FIG. 1 is a sketch showing one example of a dispersion tube that can be used in the present invention. FIG. 2 is a cross-sectional explanatory diagram showing the state of flow of hydrochloric acid when the dispersion pipe shown in FIG. 1 is connected to a salt water pipe. FIG. 3 is an enlarged sectional view of the salt water supply portion of the electrolysis plant used in Example 1. FIG. 4 is an explanatory cross-sectional diagram showing the state of flow of hydrochloric acid in Comparative Example 1. Purification of drawings! : (No change in content) y42 Diagram 4 @ Hand-selling amendment (method) % formula % 1. Indication of the case Patent Application No. 168881 of 1988 2. Name of the invention Method for adding hydrochloric acid to an electrolytic cell 3. Relationship with the case of the person making the amendment Patent applicant address 2-1-2 Marunouchi, Chiyoda-ku, Tokyo Name
(004) Asahi Glass Co., Ltd. 4, Agent November 27, 1980 (Date of dispatch) 6. Number of inventions increased by the amendment None 7. Subject of the amendment Drawing 8. Contents of the amendment As per the attached appendix. that's all

Claims (4)

[Claims] (1) In a method of supplying hydrochloric acid to the electrolytic brine in the brine pipe and adding it to the electrolytic cell, a dispersion pipe with pores through which a trickle of hydrochloric acid can flow is placed approximately along the center line of the brine pipe. and supplying hydrochloric acid to the dispersion tube. (2) The center line of the salt water piping is at least 0.2 m straight from the tip of the dispersion pipe.

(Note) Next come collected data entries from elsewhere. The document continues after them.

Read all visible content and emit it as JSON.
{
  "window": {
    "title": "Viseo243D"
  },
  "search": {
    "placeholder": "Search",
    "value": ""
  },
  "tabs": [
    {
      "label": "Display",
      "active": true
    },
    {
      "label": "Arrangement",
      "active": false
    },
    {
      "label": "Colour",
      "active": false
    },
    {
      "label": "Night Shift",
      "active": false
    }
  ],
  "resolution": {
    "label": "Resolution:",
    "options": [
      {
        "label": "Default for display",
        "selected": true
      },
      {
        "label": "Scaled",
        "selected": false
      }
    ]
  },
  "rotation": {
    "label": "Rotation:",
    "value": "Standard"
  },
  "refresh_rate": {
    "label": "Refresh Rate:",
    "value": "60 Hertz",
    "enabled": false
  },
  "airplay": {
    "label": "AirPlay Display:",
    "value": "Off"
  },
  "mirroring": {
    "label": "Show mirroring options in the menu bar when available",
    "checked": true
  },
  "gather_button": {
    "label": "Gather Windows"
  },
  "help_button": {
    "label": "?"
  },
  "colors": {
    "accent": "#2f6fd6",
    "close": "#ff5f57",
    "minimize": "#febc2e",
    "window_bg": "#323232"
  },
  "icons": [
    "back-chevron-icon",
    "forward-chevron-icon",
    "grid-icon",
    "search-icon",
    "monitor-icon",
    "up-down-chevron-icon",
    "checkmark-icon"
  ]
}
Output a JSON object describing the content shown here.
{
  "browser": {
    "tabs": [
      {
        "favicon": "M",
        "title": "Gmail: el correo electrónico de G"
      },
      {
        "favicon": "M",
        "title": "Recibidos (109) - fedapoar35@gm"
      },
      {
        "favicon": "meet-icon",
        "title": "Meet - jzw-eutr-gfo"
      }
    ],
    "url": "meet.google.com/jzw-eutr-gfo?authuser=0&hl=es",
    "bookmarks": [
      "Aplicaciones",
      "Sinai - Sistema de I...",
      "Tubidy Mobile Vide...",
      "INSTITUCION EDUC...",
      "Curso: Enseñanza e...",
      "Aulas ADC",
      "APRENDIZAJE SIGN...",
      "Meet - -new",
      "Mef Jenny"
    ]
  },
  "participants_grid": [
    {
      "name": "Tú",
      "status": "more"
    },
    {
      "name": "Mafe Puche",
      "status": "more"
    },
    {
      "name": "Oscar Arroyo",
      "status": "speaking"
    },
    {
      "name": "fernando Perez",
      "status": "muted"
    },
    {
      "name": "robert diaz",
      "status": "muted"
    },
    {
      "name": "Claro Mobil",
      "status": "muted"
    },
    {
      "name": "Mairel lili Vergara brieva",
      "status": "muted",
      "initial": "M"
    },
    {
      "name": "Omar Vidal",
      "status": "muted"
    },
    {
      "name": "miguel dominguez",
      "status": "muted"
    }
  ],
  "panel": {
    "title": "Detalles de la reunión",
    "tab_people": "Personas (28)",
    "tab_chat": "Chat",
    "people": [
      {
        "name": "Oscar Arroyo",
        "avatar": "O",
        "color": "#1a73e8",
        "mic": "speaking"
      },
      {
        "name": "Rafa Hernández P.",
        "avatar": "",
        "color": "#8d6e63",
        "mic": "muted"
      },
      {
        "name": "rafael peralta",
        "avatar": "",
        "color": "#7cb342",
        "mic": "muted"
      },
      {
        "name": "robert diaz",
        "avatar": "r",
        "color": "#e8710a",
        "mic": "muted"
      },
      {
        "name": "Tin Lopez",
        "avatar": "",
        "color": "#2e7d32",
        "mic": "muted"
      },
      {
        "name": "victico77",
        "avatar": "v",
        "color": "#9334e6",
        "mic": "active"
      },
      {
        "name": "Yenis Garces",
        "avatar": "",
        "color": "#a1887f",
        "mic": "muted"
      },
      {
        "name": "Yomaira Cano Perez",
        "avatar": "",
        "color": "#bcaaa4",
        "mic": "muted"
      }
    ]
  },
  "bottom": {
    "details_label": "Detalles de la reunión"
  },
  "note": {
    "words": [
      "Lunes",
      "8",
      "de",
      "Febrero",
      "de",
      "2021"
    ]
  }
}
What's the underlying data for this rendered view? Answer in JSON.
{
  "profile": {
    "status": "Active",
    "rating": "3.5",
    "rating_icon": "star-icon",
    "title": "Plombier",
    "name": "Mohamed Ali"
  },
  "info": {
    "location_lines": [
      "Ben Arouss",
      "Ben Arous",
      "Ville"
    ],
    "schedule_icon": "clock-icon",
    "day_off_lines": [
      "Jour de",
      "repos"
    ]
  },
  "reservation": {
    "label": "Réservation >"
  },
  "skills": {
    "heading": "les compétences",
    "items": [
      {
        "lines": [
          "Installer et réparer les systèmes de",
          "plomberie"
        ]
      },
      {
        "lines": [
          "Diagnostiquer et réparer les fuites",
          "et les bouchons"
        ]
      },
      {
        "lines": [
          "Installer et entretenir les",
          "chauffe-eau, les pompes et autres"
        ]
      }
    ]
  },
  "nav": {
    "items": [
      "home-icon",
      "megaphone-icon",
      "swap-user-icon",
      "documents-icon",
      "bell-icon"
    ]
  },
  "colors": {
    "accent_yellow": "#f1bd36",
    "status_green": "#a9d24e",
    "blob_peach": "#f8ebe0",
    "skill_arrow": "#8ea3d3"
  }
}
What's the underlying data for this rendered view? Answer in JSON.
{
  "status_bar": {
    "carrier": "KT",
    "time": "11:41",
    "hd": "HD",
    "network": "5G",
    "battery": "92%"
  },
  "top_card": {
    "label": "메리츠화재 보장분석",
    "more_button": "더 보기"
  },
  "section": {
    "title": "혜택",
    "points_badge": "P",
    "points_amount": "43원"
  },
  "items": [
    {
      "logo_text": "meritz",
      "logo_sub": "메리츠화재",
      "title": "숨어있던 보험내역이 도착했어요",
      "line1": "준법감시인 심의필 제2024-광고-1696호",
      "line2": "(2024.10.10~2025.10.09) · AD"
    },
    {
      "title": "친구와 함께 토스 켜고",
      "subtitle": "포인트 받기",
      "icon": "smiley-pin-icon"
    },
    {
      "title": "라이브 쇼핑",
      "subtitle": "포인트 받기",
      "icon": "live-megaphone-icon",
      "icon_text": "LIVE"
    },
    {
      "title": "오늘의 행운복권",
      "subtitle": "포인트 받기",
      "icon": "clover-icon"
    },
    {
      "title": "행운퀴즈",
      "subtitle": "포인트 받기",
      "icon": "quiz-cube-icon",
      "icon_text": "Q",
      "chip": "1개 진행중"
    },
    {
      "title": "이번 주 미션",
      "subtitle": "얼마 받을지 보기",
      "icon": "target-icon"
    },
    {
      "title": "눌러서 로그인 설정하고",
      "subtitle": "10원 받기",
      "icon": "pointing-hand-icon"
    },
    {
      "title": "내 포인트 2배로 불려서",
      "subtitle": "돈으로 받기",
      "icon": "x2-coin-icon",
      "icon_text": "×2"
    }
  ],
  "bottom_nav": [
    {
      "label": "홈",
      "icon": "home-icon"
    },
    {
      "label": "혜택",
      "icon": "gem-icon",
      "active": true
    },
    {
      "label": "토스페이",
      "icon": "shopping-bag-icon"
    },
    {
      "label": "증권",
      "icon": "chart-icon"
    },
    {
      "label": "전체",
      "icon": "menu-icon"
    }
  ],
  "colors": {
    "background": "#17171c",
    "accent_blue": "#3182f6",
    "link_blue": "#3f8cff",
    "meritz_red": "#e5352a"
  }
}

Method of adding hydrochloric acid to the electrolytic cell described in Section 1. (3) The electrolytic cell according to claim (1), wherein the pores of the dispersion tube have a cross-sectional area such that the flow rate of the hydrochloric acid flowing out from the pores is equal to or lower than the flow rate of the electrolytic brine. Hydrochloric acid addition method. (4) A method for adding hydrochloric acid to an electrolytic cell according to claim (1), wherein a part of salt water is also supplied to the dispersion tube along with hydrochloric acid.